Two-thirds of subjects had episodic cluster headache, while the remainder had the chronic form. Roughly 11% of subjects reported limiting adverse events caused by their abortive and/or preventive medications. A similar percentage reported resistance to all approved preventive drugs. Inconsistency of medication efficacy was a common theme. The survey respondents want novel treatments that are safe and effective. And they expressed a wish that more primary care physicians were well informed about cluster headaches; many of the individuals with cluster headache reported difficulty in reaching a knowledgeable headache specialist.
The Pathway CH-2 study was funded by Autonomic Technologies Inc. Dr. Dodick serves as a consultant to that company and numerous others. Dr. Schindler’s survey was funded by Clusterbusters, a nonprofit research organization.
SOURCE: Dodick DW, AHS 2018, Abstract PS112LB.

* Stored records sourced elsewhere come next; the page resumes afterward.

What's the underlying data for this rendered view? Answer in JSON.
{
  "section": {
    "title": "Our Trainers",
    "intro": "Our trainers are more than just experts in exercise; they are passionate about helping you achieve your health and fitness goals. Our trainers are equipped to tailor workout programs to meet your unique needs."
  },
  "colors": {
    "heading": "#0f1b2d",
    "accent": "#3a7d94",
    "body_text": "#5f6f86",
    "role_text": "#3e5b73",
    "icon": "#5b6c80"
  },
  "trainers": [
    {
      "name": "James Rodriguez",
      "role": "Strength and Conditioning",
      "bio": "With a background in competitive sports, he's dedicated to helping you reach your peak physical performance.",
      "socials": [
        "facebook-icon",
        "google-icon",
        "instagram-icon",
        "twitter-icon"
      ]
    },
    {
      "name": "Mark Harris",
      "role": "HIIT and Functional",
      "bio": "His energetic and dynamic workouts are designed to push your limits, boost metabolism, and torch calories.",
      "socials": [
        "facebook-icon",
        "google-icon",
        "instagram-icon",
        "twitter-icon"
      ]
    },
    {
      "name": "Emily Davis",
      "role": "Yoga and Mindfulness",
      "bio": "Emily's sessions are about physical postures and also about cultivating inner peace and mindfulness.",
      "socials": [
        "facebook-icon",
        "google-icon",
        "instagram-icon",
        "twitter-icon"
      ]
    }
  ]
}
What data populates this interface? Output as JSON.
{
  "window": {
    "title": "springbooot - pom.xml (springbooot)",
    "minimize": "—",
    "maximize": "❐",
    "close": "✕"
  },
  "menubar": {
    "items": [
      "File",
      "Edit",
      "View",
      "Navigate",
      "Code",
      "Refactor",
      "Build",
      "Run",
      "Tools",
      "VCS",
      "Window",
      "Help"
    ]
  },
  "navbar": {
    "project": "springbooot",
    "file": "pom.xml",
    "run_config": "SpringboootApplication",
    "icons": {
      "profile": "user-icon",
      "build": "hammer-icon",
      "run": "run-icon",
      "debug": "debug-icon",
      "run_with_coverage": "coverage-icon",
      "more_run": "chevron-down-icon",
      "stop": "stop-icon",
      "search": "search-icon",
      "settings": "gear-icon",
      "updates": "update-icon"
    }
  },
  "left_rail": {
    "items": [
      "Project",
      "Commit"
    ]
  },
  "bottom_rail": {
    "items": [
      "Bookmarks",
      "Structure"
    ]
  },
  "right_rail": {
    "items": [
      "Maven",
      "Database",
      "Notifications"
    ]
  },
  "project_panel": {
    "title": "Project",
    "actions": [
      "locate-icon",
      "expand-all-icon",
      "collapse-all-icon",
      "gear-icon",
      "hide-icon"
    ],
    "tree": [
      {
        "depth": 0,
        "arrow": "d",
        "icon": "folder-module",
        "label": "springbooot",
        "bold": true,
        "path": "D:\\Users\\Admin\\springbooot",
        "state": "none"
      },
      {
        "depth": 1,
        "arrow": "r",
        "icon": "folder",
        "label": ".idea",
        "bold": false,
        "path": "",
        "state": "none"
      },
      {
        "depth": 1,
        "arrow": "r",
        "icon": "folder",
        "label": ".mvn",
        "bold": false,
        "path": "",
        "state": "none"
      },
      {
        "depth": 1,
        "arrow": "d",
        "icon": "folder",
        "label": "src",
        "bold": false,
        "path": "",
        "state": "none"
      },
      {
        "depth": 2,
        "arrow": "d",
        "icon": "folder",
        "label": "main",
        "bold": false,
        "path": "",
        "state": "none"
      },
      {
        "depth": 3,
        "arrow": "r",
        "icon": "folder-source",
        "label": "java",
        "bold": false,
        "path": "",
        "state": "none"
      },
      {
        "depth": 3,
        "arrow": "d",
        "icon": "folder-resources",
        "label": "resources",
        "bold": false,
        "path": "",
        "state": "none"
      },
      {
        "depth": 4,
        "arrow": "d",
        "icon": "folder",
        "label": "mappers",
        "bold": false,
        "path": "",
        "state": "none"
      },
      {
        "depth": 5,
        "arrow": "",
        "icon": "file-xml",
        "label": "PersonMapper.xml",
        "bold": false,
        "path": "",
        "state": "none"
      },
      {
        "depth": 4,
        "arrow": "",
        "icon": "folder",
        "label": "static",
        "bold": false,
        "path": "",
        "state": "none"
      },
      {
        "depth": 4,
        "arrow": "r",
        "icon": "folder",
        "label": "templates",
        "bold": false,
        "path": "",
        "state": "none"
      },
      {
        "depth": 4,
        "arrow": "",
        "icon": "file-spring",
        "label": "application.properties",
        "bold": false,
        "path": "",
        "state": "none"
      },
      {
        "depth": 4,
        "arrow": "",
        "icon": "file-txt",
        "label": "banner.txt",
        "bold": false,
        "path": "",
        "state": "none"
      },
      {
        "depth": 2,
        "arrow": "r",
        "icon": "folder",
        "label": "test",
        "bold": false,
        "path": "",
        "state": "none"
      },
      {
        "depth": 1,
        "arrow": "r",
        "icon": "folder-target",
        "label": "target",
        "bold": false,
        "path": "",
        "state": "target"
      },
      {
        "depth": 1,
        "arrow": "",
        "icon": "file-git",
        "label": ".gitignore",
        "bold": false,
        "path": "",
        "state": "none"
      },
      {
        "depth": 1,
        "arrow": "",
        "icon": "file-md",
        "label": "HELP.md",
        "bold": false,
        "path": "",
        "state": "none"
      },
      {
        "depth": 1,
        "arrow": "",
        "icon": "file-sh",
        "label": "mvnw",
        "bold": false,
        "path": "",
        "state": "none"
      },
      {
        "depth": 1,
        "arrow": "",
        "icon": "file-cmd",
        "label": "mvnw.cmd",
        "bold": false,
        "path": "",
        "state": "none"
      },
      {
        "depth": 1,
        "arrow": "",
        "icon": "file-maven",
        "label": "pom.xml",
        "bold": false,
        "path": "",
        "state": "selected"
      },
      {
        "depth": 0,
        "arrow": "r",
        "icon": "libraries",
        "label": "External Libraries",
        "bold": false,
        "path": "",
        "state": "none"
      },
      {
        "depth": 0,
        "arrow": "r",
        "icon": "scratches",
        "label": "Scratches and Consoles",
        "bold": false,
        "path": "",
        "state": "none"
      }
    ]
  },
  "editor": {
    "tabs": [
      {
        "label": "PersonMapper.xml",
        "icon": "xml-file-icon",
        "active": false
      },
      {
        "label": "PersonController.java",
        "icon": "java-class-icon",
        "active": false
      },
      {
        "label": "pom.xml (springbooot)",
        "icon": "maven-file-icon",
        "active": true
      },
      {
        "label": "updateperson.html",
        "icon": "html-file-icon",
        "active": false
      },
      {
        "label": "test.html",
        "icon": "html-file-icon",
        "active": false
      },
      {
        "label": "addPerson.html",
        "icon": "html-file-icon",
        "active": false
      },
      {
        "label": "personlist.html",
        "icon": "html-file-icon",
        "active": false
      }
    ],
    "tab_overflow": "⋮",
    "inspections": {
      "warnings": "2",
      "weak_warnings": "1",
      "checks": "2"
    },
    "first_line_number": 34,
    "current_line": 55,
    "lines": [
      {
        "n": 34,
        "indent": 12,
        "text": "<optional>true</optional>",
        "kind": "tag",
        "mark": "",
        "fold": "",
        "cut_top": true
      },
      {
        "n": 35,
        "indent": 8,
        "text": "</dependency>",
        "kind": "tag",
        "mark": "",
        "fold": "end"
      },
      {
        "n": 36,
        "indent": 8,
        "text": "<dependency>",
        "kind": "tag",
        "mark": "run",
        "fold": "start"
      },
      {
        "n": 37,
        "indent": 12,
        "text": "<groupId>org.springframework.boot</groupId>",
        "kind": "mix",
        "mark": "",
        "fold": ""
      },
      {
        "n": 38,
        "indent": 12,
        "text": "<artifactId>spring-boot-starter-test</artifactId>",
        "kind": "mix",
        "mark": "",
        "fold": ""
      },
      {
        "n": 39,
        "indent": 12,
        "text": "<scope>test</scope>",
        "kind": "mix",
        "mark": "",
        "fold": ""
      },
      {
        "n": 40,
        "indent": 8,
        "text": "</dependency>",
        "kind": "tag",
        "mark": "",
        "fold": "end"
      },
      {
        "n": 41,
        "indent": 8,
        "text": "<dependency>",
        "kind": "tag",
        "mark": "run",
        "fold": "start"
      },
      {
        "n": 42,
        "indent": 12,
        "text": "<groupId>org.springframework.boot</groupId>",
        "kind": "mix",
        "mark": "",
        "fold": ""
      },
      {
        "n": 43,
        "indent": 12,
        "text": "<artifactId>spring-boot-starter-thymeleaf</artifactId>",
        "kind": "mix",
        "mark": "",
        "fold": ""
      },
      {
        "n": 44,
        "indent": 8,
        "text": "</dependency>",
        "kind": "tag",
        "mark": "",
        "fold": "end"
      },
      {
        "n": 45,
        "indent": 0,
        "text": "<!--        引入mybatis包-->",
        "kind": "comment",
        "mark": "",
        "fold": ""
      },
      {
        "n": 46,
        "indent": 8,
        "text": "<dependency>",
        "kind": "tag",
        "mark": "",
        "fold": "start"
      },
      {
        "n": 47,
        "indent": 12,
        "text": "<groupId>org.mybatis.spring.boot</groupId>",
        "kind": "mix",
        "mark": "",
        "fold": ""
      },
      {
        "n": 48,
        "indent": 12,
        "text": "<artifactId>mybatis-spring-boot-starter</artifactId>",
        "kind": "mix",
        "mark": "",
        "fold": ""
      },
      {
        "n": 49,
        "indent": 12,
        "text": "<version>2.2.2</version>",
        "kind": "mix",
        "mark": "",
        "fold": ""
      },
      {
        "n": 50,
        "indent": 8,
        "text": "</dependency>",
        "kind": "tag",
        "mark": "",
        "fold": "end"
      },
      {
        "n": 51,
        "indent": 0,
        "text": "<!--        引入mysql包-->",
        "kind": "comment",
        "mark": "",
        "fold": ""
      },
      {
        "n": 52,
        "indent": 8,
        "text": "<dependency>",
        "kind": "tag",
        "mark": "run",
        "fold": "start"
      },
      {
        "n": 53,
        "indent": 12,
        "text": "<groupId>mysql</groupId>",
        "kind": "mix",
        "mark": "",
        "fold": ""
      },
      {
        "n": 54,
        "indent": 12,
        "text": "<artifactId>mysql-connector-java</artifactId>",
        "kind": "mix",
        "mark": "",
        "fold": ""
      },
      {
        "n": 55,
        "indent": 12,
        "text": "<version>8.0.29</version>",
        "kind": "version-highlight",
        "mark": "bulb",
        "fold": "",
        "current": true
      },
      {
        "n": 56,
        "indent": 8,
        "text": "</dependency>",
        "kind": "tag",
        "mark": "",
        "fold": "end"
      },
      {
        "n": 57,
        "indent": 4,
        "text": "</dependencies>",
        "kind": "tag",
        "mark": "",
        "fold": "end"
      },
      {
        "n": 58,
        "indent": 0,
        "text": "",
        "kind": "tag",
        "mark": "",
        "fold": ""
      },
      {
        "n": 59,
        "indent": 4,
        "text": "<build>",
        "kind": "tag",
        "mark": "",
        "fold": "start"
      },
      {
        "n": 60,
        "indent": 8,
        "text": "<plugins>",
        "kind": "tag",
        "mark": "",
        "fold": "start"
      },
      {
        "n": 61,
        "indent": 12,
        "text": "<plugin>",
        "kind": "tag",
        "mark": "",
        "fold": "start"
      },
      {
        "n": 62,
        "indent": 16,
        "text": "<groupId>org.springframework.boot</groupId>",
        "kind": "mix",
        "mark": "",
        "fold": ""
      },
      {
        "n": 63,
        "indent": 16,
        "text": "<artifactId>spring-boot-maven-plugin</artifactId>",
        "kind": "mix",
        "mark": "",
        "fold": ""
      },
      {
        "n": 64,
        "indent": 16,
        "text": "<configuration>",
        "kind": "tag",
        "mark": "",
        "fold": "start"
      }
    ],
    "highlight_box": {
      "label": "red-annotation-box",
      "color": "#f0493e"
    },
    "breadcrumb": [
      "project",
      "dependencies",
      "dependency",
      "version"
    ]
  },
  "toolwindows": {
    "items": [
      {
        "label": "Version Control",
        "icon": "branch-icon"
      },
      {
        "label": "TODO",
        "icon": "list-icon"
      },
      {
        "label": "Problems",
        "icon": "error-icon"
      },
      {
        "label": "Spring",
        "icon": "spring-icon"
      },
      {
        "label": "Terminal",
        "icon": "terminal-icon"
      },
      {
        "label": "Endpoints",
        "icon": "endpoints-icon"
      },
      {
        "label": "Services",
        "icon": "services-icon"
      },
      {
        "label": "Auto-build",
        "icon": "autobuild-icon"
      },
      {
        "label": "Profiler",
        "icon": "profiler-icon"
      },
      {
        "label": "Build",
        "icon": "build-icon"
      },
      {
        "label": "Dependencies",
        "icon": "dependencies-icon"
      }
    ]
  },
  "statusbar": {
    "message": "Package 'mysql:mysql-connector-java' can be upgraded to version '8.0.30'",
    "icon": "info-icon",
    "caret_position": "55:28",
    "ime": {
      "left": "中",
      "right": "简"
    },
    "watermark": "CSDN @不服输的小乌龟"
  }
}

REPORTING FROM THE AHS ANNUAL MEETING
Key clinical point: Sphenopalatine ganglion stimulation aborts chronic cluster headache attacks and reduces their frequency.
Major finding: Seventy-one percent of patients with longstanding chronic cluster headaches achieved at least a 75% reduction in either attack frequency or severity by using a sphenopalatine ganglion stimulation device.
Study details: This was a prospective multicenter study in which 93 chronic cluster headache patients were randomized to sphenopalatine ganglion stimulation or sham stimulation.
Disclosures: The presenter serves as a consultant to Autonomic Technologies Inc., which funded the study, and numerous other companies.